For months, the George W. Bush administration has aggressively threatened war, held back only by a thin sense of propriety. However, even as Congress granted war powers to the chief executive and the U.N. appeared to be falling in line, North Korea dropped a bomb on the world with its admission that it has nuclear weapons. Not only that, but North Korea has been working on an intercontinental ballistic missile, and so might already be able to strike anywhere on the globe. By contrast, there is no evidence that Iraq already has “the bomb,” and no real possibility that it could deliver one outside the Middle East.
Still, though, the Bush administration skips lightly over these inconsistencies and trundles ever more purposely to war with Iraq while at the same time advocating diplomacy in North Korea. What is wrong here? Certainly Iraq can’t really be about a fear of Iraqi weapons of mass destruction after all, if Bush is so willing to look the other way while another unpredictable dictator known to promote terrorism stocks his nuclear armory.
With North Korea, the Bush administration is happy to pursue a policy of peace. Maybe it is oil after all. While Iraq is brimming with black gold, North Korea boasts hardly a drum.

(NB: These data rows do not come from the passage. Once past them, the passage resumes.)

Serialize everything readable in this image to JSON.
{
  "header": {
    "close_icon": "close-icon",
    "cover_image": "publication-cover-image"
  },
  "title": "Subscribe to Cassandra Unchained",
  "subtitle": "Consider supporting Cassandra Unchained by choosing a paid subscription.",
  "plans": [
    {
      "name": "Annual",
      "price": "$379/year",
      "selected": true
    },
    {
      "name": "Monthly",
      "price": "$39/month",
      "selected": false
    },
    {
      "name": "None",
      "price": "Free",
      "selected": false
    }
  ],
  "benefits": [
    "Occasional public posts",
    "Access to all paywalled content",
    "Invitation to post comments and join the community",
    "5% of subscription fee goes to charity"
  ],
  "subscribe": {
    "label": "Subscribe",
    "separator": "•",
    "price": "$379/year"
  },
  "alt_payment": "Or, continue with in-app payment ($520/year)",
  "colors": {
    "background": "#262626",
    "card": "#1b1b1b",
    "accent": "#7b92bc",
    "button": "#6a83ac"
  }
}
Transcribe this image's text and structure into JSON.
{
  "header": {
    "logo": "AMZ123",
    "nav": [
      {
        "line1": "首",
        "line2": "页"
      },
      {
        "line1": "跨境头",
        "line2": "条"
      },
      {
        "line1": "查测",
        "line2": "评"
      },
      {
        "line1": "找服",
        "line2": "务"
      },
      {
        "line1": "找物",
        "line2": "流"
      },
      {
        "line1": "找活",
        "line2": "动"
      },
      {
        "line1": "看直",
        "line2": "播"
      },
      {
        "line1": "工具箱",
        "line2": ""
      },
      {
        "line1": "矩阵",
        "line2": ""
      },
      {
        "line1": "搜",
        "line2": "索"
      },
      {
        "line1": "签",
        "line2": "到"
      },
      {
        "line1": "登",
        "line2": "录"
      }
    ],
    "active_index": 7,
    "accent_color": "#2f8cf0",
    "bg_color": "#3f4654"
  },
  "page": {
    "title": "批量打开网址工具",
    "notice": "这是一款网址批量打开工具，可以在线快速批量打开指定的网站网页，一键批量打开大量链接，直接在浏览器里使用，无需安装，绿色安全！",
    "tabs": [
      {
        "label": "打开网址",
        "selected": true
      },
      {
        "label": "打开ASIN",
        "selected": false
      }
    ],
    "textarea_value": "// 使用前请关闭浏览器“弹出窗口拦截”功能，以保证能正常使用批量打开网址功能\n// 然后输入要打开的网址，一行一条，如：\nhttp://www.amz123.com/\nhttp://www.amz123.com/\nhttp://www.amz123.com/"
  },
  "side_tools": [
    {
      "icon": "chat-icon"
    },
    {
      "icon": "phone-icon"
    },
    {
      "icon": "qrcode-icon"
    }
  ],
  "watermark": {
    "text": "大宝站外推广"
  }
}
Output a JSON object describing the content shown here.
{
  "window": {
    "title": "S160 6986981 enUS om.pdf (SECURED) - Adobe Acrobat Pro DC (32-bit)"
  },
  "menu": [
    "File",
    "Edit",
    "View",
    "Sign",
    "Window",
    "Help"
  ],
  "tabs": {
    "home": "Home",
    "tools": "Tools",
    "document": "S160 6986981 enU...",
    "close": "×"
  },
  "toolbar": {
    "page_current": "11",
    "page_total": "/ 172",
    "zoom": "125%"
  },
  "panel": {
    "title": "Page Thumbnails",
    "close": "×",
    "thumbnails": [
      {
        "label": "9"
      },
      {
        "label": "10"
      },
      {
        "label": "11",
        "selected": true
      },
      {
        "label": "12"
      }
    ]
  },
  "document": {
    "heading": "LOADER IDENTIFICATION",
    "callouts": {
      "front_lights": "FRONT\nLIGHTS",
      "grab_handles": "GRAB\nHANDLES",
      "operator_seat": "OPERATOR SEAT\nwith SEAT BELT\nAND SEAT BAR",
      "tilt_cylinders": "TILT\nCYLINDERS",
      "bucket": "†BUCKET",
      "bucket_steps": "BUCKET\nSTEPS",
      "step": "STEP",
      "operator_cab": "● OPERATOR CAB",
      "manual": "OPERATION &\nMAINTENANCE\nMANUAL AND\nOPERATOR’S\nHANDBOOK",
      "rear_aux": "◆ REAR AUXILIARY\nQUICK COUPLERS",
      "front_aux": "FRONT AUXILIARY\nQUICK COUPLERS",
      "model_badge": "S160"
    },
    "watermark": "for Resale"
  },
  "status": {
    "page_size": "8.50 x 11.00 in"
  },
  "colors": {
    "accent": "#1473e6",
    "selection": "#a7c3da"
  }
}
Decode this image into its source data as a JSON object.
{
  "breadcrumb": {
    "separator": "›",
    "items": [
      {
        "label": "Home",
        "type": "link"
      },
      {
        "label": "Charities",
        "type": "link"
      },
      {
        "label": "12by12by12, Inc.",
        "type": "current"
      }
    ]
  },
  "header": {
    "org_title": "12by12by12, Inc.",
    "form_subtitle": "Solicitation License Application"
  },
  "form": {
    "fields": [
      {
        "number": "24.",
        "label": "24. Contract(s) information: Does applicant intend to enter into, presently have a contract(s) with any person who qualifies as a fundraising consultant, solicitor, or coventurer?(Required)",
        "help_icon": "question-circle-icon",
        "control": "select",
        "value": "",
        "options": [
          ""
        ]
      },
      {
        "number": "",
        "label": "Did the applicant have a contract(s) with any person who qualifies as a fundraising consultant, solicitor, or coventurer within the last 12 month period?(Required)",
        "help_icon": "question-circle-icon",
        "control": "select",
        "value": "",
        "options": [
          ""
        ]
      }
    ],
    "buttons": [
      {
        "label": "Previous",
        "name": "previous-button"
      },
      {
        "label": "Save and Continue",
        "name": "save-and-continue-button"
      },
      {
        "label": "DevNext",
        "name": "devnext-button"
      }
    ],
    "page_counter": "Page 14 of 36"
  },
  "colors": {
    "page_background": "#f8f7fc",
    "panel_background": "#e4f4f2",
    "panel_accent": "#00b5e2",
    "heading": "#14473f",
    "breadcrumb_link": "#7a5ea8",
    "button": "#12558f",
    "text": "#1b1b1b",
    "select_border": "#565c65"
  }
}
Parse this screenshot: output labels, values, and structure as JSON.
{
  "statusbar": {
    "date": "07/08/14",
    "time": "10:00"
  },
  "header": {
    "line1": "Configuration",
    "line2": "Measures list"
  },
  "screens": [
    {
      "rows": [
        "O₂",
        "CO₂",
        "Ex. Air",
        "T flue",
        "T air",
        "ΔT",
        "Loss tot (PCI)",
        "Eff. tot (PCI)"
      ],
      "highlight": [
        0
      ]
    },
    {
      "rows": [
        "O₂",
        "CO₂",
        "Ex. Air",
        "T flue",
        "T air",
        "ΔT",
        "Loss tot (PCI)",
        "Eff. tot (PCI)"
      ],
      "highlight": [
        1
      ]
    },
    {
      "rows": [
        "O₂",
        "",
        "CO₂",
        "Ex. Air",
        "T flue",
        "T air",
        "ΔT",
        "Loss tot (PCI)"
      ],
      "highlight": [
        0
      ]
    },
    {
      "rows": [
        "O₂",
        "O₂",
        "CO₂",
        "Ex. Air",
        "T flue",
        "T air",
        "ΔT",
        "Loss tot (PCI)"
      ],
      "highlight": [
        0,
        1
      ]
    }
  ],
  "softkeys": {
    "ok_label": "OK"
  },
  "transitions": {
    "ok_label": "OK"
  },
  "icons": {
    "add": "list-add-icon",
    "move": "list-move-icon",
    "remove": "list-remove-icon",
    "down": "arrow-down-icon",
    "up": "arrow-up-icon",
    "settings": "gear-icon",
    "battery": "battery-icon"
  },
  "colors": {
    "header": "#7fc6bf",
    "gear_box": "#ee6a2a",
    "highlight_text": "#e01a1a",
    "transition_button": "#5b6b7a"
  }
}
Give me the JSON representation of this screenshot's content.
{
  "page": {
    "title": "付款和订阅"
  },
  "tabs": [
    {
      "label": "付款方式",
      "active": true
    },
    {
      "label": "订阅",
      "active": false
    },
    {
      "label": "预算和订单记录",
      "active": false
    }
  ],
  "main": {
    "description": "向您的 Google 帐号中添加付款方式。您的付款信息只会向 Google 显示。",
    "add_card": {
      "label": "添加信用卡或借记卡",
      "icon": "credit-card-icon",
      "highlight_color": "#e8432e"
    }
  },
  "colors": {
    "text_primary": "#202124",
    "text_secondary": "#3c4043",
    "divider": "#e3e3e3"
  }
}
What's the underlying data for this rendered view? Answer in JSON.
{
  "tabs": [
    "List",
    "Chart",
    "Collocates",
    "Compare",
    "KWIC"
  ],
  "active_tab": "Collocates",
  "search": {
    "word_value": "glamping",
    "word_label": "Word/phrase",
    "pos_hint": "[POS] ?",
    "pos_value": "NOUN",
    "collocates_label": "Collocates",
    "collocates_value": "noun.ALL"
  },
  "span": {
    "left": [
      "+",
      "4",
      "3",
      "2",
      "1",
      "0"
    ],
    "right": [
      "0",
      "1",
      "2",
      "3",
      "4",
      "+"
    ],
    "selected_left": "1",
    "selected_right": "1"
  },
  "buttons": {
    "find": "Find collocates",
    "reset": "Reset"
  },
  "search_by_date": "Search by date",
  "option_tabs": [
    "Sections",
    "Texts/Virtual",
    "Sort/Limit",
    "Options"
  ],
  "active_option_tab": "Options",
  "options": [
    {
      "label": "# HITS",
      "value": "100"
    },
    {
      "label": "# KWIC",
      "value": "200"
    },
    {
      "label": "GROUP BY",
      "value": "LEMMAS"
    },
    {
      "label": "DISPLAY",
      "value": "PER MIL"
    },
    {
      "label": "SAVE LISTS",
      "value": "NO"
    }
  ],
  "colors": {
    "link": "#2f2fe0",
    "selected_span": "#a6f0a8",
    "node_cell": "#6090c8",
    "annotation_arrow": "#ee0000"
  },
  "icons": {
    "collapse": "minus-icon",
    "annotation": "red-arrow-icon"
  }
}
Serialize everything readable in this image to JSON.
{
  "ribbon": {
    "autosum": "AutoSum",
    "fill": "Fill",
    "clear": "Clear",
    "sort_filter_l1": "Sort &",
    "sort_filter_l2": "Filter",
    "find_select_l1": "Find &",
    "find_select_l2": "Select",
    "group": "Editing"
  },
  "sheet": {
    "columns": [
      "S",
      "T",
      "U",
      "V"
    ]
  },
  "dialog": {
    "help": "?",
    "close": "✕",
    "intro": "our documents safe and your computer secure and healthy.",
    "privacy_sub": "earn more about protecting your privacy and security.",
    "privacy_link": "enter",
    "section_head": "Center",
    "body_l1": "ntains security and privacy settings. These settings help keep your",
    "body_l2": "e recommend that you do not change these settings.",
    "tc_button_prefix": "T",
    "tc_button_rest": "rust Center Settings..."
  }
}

Or maybe it is really about the upcoming elections. Republicans are historically much luckier politically in wartime. Bush and his administration have spent so long vilifying Saddam Hussein (not that anyone really believes Hussein is a good guy after all) that it would be a colossal political mistake to turn and charge the other direction at North Korea. It would take another two months at least to turn Kim Jong-il into the same sort of demon, and by then the elections will be over.
Oddly, there are no good reasons for the inconsistency in the Bush administration’s method for dealing with Iraq versus North Korea. Against the greater threat the president plans nothing more than chiding language, while against the smaller he prepares to unleash a military response.